Wamen ATR/Waka BPN Upayakan Percepat Proses Penyelesaian Penguasaan Tanah dalam Kawasan Hutan di Desa Bangli

f.jpg

Bali – Keberadaan masyarakat yang menguasai tanah di kawasan hutan masih menjadi problematik pemerintah yang harus diselesaikan, salah satunya di Desa Bangli, Kecamatan Baturiti, Kabupaten Tabanan. Desa seluas 118 hektare yang telah lama ditempati oleh masyarakat secara turun temurun sejak tahun 1932 ini, sebagian wilayahnya berada di kawasan hutan dan berbatasan langsung dengan hutan lindung.

Wakil Menteri Agraria dan Tata Ruang/Wakil Kepala Badan Pertanahan Nasional (Wamen ATR/Waka BPN), Surya Tjandra, berkesempatan mengunjungi Desa Bangli pada Jumat (26/11/2021). Berdasarkan informasi yang didapat dari Kepala Desa Bangli, awal mula pada tahun 1932, lokasi tersebut merupakan lokasi kontrak perjanjian untuk perkebunan kopi. Namun, selama penguasaan tanah oleh masyarakat tahun ke tahun, terjadi alih fungsi lahan dari budidaya kopi menjadi lahan permukiman, pekarangan, fasilitas umum, dan tempat ibadah, serta terdapat budaya yang berkembang.
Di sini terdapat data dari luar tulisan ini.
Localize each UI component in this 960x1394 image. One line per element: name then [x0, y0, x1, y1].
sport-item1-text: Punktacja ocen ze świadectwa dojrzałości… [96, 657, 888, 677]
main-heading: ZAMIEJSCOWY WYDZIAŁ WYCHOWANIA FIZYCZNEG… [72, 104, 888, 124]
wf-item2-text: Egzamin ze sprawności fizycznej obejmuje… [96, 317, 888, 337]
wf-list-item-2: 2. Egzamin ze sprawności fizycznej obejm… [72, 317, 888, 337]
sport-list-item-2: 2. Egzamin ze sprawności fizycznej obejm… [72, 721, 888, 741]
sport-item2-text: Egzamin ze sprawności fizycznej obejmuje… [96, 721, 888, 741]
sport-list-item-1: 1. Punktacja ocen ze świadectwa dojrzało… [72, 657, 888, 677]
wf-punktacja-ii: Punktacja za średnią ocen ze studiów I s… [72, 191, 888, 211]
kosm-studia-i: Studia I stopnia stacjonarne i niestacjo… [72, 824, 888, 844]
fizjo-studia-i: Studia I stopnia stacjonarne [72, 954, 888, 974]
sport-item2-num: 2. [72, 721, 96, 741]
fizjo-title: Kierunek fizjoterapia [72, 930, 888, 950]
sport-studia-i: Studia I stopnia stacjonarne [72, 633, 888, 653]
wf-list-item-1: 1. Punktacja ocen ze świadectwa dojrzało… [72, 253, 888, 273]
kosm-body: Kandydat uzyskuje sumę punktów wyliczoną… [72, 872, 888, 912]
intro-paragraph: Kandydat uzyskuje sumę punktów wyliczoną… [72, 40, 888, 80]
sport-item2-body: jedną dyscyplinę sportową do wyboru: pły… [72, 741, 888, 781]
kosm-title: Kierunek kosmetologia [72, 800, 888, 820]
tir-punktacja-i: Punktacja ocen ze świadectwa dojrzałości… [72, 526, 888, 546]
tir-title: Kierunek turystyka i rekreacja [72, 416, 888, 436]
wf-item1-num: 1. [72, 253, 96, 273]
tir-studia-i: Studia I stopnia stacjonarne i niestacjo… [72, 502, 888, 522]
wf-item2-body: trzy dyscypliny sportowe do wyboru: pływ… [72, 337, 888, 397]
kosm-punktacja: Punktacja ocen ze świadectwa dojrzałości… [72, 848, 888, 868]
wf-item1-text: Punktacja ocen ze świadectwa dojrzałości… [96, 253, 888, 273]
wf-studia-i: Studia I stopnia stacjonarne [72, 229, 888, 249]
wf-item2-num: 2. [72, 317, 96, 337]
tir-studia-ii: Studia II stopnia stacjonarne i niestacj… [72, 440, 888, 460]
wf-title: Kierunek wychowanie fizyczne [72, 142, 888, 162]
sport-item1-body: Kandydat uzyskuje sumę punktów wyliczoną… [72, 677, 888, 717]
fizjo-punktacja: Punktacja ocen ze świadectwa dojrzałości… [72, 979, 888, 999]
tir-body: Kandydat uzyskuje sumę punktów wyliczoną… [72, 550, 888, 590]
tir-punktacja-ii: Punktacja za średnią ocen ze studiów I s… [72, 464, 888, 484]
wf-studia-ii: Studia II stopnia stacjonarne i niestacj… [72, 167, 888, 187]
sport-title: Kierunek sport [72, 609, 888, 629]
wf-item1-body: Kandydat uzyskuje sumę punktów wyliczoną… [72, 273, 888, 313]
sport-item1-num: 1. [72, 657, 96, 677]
“Secara sosial dan ekonomi, sudah tidak layak kita bilang ini kawasan hutan karena sudah beralih fungsi sebagai tempat tinggal dan perkebunan. Tanah yang sudah mereka tempati selama turun temurun ini sudah menjadi satu-satunya sumber bagi penghidupan mereka. Maka dari itu, perlu untuk kami perjuangkan agar masyarakat di sini bisa mendapat kepastian hukum,” ujar Wamen ATR/Waka BPN.

Surya Tjandra menambahkan bahwa persoalan tanah di Indonesia memang rumit dikarenakan wilayahnya terbagi menjadi dua bagian, 1/3 merupakan Area Penggunaan Lain (APL) yang dikelola oleh Kementerian ATR/BPN, dan 2/3 merupakan kawasan hutan yang dikelola oleh Kementerian Lingkungan Hidup dan Kehutanan (KLHK). “Mereka punya aturannya sendiri sehingga perlu dibicarakan agar tidak muncul masalah di lapangan. Jadi untuk masyarakat, mulai saat ini berdoa dan mensyukuri ke depan, tanah ini segera dibebaskan dari kawasan hutan,” ungkapnya.
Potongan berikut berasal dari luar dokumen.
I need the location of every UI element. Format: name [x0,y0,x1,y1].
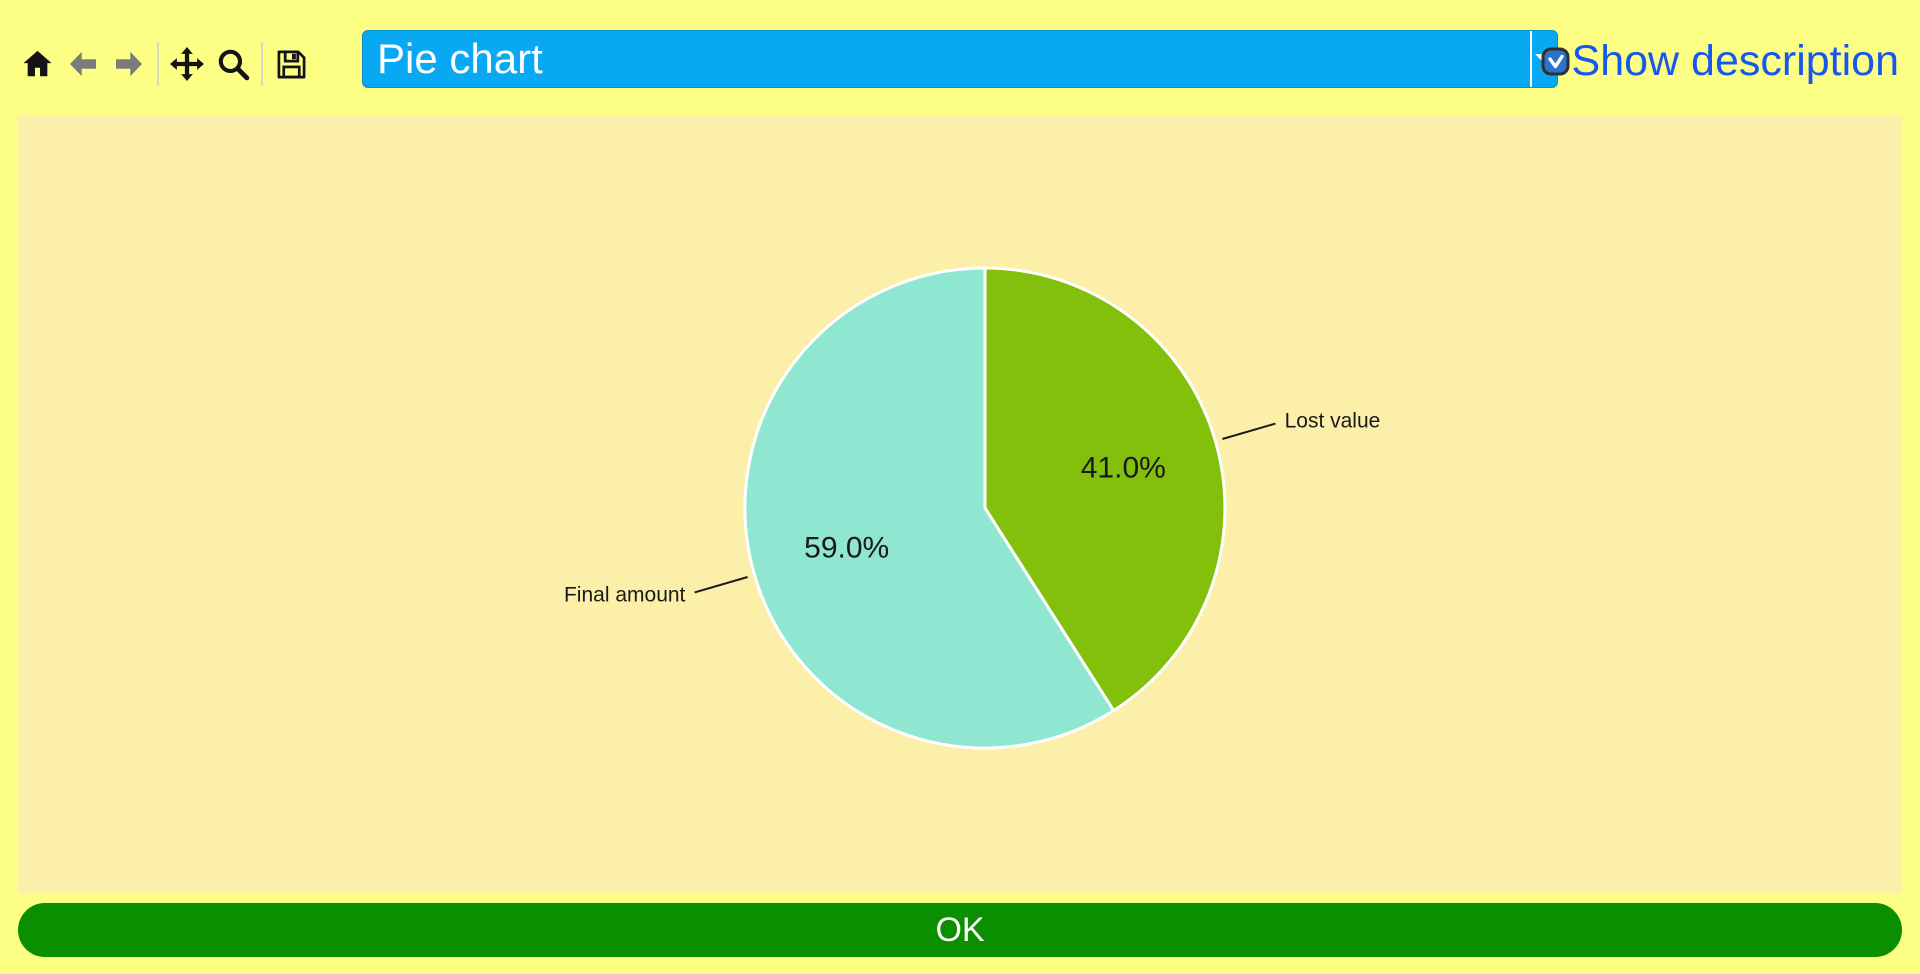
figure-area: 41.0% Lost value 59.0% Final amount [18,116,1902,893]
checkbox-checked-icon [1541,47,1570,75]
save-button[interactable] [268,38,314,90]
pan-button[interactable] [164,38,210,90]
zoom-button[interactable] [210,38,256,90]
toolbar-divider [157,42,159,86]
save-icon [277,50,305,78]
chart-type-select[interactable]: Pie chart [362,30,1558,88]
pan-icon [170,47,204,81]
pie-slice-label: Final amount [564,584,686,607]
toolbar [14,38,314,90]
ok-button-label: OK [935,910,985,949]
back-arrow-icon [70,51,96,77]
pie-slice-2 [743,266,1116,750]
show-description-checkbox[interactable] [1541,47,1570,76]
pie-slice-label: Lost value [1285,410,1381,433]
pie-percent-label: 59.0% [804,532,889,565]
leader-line [694,576,748,594]
show-description-toggle[interactable]: Show description [1541,33,1899,89]
back-button[interactable] [60,38,106,90]
forward-button[interactable] [106,38,152,90]
leader-line [1222,422,1276,440]
ok-button[interactable]: OK [18,903,1902,957]
chart-type-selected-value: Pie chart [377,35,543,82]
show-description-label: Show description [1571,36,1899,85]
pie-percent-label: 41.0% [1081,451,1166,484]
magnifier-icon [218,49,249,80]
pie-chart: 41.0% Lost value 59.0% Final amount [564,266,1381,750]
home-icon [22,50,52,77]
toolbar-divider [261,42,263,86]
home-button[interactable] [14,38,60,90]
forward-arrow-icon [116,51,142,77]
Kepala Kantor Wilayah BPN Provinsi Bali, Ketut Mangku, yang hadir dalam kesempatan ini juga mengatakan bahwa meski sudah ditempati selama puluhan tahun, masyarakat yang terlibat kontrak perjanjian tahun 1932 tidak melakukan penambahan luas area wilayah yang mereka tempati. Mereka tidak mengambil lahan lagi dari wilayah hutan, tetapi malah dilindungi.
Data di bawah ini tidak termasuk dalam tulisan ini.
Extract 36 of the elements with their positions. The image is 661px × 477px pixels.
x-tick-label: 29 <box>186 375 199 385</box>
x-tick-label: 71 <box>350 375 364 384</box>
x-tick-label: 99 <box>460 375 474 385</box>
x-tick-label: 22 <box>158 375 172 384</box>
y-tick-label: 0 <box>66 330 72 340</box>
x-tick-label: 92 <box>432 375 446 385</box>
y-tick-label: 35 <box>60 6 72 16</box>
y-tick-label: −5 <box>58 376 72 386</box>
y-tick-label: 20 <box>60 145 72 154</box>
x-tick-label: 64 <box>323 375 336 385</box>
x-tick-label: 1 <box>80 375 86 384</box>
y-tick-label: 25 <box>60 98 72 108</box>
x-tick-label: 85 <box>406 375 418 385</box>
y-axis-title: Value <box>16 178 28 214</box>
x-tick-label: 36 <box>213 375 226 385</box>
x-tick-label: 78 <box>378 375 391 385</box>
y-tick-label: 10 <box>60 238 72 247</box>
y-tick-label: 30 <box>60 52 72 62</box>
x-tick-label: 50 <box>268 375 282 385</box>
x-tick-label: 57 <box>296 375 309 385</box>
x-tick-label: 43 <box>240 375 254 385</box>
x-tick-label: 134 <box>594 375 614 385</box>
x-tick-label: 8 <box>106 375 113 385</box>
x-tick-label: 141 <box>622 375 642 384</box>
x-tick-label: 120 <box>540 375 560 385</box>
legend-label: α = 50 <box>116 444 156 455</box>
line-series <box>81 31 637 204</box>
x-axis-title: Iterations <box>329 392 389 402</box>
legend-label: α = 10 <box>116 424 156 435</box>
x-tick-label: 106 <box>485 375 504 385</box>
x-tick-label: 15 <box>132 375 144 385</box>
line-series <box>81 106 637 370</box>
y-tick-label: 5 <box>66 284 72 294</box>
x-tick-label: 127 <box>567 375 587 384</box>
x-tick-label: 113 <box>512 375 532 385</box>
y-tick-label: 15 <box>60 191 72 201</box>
“Ini menjadi contoh keteladanan masyarakat ketika sudah ditetapkan kawasan hutan untuk dilindungi. Kami mendukung mengajukan kepada KLHK agar melepaskan kawasan hutan ini untuk masyarakat, tentunya ini akan membutuhkan proses yang panjang dan kita akan percepat mulai tahun depan,” tegasnya.

Kepala Kantor Pertanahan Kabupaten Tabanan, Haryanto, mengatakan bahwa karena penggunaan dan pemanfaatan tanahnya jelas, sudah dilakukan pengukuran di Desa Bangli. “Dengan begitu, diharapkan hak-hak masyarakat bisa terpenuhi sehingga masyarakat bisa memiliki kepastian hukum atas tanah yang mereka tinggali,” ungkapnya.

Wayan Minten, petani sayur mayur yang sudah lama tinggal di Desa Bangli mengatakan bahwa tanah yang mereka tempati merupakan satu-satunya sumber penghidupan mereka. “Besar harapan kami agar pemerintah dapat memberikan kepastian hukum untuk tanah ini. Kami pun dapat memberikan kewajiban kepada negara sebagai masyarakat yang baik,” ungkapnya.